Information from Reuters and Nikkei Asia indicate that factories linked to the technology sector in at least five provinces would have had to close due to this problem. According to these sources, the stoppages are affecting component manufacturers of brands such as Apple, Tesla, Intel, Nvidia, Qualcomm, Infineon and NXP.

Faced with these closures, the plants of Foxconn, Pegatron, UMC and TSMC would be operating almost at full capacity, according to the companies themselves. The former said it had a “very small” impact on non-Apple laptop production. Also Apple’s component supplier, Concraft Holding, with a factory in the Chinese city of Suzhou, told Nikkei that it will be able to meet demand using available inventory.

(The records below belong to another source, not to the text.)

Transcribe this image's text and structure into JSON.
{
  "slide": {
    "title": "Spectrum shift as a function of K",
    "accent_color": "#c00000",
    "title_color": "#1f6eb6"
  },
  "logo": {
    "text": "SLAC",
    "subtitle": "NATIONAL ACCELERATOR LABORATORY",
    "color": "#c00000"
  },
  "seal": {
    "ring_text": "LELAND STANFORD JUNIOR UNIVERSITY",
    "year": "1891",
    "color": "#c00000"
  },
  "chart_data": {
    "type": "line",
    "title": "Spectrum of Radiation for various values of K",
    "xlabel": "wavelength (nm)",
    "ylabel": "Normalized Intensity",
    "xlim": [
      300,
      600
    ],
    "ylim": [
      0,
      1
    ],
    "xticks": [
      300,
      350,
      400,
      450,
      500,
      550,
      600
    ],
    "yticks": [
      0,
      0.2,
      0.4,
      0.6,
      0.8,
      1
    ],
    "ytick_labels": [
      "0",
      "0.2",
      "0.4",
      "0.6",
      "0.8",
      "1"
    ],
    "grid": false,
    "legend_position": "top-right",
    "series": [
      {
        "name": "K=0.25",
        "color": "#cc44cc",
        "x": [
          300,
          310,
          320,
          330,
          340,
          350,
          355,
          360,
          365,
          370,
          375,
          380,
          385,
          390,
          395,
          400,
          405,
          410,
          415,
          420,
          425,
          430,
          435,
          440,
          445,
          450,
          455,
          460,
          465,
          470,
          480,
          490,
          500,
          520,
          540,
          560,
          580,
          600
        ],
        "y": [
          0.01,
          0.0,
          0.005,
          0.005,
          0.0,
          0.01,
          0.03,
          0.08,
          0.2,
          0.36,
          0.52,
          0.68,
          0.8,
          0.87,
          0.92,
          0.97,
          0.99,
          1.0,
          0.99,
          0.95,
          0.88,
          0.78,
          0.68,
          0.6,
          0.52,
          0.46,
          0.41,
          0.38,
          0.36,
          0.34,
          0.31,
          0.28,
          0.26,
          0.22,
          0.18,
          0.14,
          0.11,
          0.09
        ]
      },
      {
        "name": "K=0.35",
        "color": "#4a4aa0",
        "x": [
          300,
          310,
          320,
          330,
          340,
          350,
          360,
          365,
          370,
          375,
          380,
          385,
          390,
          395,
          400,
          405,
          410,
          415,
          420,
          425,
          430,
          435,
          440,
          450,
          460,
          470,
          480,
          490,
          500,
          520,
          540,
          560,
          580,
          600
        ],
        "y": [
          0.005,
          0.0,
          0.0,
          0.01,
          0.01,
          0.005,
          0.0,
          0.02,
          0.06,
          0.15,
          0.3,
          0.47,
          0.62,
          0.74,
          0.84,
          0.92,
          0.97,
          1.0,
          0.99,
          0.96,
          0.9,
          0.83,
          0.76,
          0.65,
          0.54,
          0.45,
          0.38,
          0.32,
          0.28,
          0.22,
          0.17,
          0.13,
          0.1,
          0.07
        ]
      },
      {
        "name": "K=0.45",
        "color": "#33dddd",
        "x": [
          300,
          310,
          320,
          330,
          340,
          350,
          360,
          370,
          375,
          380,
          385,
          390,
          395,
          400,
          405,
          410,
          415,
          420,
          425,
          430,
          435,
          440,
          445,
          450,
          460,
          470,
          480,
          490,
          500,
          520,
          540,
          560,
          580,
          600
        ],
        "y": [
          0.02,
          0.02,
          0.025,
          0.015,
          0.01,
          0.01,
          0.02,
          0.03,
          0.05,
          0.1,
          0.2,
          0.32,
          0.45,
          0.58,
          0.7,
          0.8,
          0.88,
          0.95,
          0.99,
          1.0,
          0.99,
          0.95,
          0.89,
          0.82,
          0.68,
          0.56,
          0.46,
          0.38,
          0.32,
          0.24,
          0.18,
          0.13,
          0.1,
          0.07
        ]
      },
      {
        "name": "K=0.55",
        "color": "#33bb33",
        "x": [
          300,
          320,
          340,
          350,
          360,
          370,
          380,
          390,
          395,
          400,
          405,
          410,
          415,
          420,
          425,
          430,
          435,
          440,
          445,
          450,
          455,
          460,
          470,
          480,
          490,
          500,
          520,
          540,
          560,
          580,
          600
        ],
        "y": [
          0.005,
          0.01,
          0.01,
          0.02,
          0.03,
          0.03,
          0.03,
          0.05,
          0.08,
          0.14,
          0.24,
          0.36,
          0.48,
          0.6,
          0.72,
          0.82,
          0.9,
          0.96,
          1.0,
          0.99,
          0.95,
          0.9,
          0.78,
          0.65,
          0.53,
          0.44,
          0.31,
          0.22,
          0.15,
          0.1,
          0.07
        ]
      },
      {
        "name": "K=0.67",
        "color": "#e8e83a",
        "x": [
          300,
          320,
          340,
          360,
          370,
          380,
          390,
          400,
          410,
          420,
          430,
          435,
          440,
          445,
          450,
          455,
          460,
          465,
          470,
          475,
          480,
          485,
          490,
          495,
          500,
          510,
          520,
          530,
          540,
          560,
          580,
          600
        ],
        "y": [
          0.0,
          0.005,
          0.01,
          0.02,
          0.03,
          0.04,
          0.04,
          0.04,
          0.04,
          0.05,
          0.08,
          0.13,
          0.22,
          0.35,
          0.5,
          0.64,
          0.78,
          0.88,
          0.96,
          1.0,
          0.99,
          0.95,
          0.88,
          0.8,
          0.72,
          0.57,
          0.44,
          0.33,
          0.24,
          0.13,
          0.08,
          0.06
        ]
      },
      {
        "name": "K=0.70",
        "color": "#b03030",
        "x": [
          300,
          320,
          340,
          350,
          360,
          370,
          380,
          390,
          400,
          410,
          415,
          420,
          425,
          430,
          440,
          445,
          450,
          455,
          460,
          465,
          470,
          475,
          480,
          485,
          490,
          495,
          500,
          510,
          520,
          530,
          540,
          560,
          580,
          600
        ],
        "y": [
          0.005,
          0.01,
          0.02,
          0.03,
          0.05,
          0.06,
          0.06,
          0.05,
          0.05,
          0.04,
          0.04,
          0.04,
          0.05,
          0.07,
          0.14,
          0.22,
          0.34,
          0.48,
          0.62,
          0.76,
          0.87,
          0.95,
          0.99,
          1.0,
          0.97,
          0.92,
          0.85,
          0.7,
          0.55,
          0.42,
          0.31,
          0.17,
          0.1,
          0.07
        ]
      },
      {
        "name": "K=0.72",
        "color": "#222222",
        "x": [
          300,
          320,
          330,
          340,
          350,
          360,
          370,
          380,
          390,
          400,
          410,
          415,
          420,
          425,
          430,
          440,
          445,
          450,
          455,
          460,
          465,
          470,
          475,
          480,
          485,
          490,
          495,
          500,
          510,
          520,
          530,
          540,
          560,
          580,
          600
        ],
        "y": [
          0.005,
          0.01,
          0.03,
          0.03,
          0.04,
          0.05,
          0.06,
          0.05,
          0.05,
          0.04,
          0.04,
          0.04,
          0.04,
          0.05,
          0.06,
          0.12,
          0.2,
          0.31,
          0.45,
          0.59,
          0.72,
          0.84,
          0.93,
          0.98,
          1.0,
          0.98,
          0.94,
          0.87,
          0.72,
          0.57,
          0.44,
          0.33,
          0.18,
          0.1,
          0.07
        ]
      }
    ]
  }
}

Although some suppliers say they will make up for lost production with other factories, the disruption to some factories looks set to wreak havoc on Asia’s tech supply chain for weeks and even months. The list of companies affected by these restrictions, but also by a wave of Covid-19 in Vietnam and other supply problems, is expanding and, according to Nikkei, would also include Microsoft and HP. This medium states that these causes will lead buyers of the new iPhone 13 to wait up to five weeks to receive it in Japan and China and four weeks in the US.

Chinese manufacturers are warning of new interruptions that could aggravate the situation, since China is asking the most industrial provinces, such as Hiangsu, Guangdong and Huberi, to comply with “the control of energy use and carbon emissions” marked by the Government, reports Nikkei Asia.

“We are currently reviewing the inventories of all the components and parts that we have in stock. The situation is still controllable at the moment, but we fear that it will happen again. There will be a big disruption if we run out of inventory next month,” an Apple supplier executive told the outlet. Pegatron, assembler of iPhones, is preparing for big reductions in energy use.